Wednesday, 18 May 2011

For Dainty Ballerina

My love for Shakespeare started when I was a small boy, at my little primary school in Stoneyburn. We were studying history, Scottish history. Most of it was about Bannockburn, Culloden, The Highland Clearances and the road system. All subjects I really liked. Maybe not so much the road system. One day we turned to Scottish Kings and Macbeth came along. I can remember the text book, in particular the picture. it was of a castle surrounded by trees. When we read the story we discovered that there was an army behind the trees. Found out today that Macbeth was a real King of Scotland around 1060's and Shakespeare based it loosely on him. I got mixed up between fact and fiction. This must have been my first introduction to the historical plays.

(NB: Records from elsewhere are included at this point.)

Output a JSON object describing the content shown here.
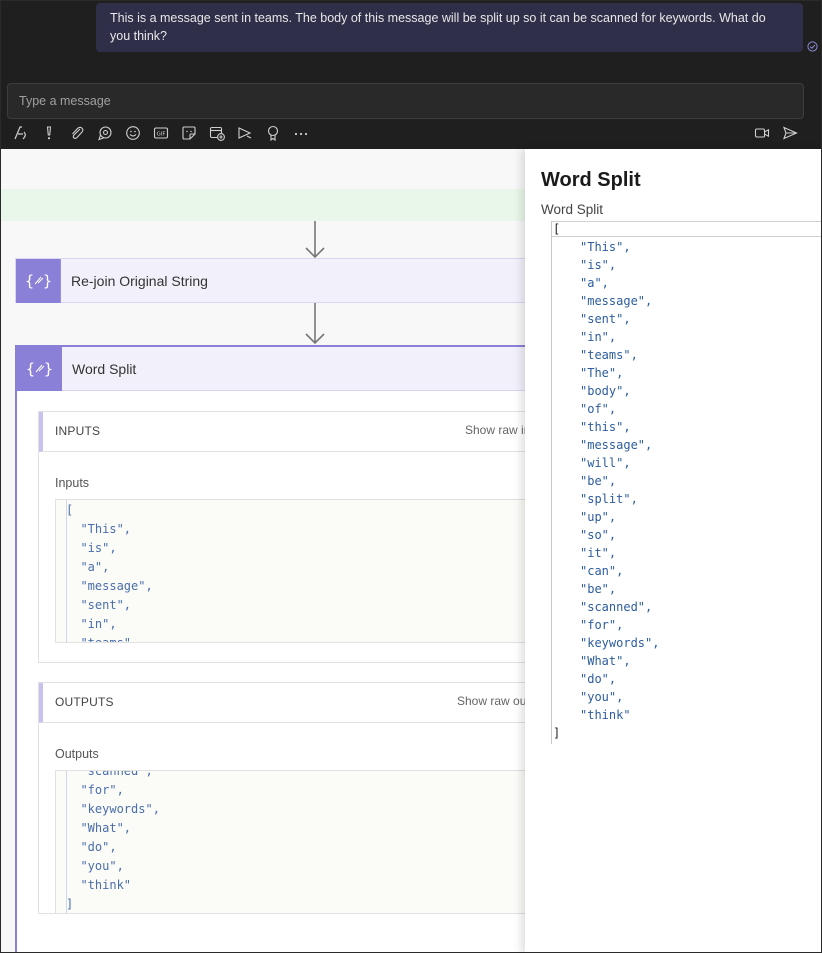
{
  "teams": {
    "message_text": "This is a message sent in teams. The body of this message will be split up so it can be scanned for keywords. What do you think?",
    "compose_placeholder": "Type a message",
    "toolbar_icons": [
      "format-icon",
      "important-icon",
      "attach-icon",
      "loop-icon",
      "emoji-icon",
      "gif-icon",
      "sticker-icon",
      "schedule-meeting-icon",
      "stream-icon",
      "praise-icon",
      "more-icon"
    ],
    "right_icons": [
      "meet-now-icon",
      "send-icon"
    ]
  },
  "flow": {
    "rejoin_title": "Re-join Original String",
    "word_split_title": "Word Split",
    "inputs_header": "INPUTS",
    "inputs_show_raw": "Show raw inputs",
    "inputs_label": "Inputs",
    "inputs_code": "[\n  \"This\",\n  \"is\",\n  \"a\",\n  \"message\",\n  \"sent\",\n  \"in\",\n  \"teams\",",
    "outputs_header": "OUTPUTS",
    "outputs_show_raw": "Show raw outputs",
    "outputs_label": "Outputs",
    "outputs_code": "  \"scanned\",\n  \"for\",\n  \"keywords\",\n  \"What\",\n  \"do\",\n  \"you\",\n  \"think\"\n]"
  },
  "panel": {
    "title": "Word Split",
    "subtitle": "Word Split",
    "open_bracket": "[",
    "close_bracket": "]",
    "words": "\"This\",\n\"is\",\n\"a\",\n\"message\",\n\"sent\",\n\"in\",\n\"teams\",\n\"The\",\n\"body\",\n\"of\",\n\"this\",\n\"message\",\n\"will\",\n\"be\",\n\"split\",\n\"up\",\n\"so\",\n\"it\",\n\"can\",\n\"be\",\n\"scanned\",\n\"for\",\n\"keywords\",\n\"What\",\n\"do\",\n\"you\",\n\"think\""
  },
  "colors": {
    "teams_bg": "#1f1f1f",
    "bubble_bg": "#2f2f4a",
    "accent_purple": "#8b80d8",
    "code_blue": "#4a6ea9"
  }
}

Years later, I was really lucky to see Kenneth Branagh. I think with his own company, at the Edinburgh festival. I wish I had the program, lost it years ago. That's a common thing with me. They performed two plays King Lear and A Midsummer Nights Dream. I had to jump through hoops to get time off work on two different nights. I will never forget it, my first time seeing Shakespeare live in the theater. And what a great cast, with Emma Thompson and Richard Briers. In King Lear, Briers played Lear, Branagh played Edgar and Directed. Emma Thompson was the Fool, unrecognizable all wrapped up in bandages. She was really creepy a bit disturbing and fantastic. A Midsummer Nights Dream, Directed by Branagh was magical and funny, very different from Lear. I remember it being a play within a play, and I was glad, at last to see Emma Thompson without all the rags and bandages, and looking beautiful.
That will do for now. If anybody ever reads this, I hope its not been to boring for you. I must warn you there will be more. I haven't even scratched the surface. Another warning, I am slightly dyslexic and I trust the spell check. Sometimes I will get mixed up with things like, no and know or been and bean, its always been embarrassing, but thanks to the spell checker, I can write like everyone else. Oh aye! I'm hopeless at grammar as well, so reading this will be more painful for you than me. One last thing. Not sure if this is the right place to say this, but hear it is anyway. Thank you to the Dainty Ballerina. You are a Princess.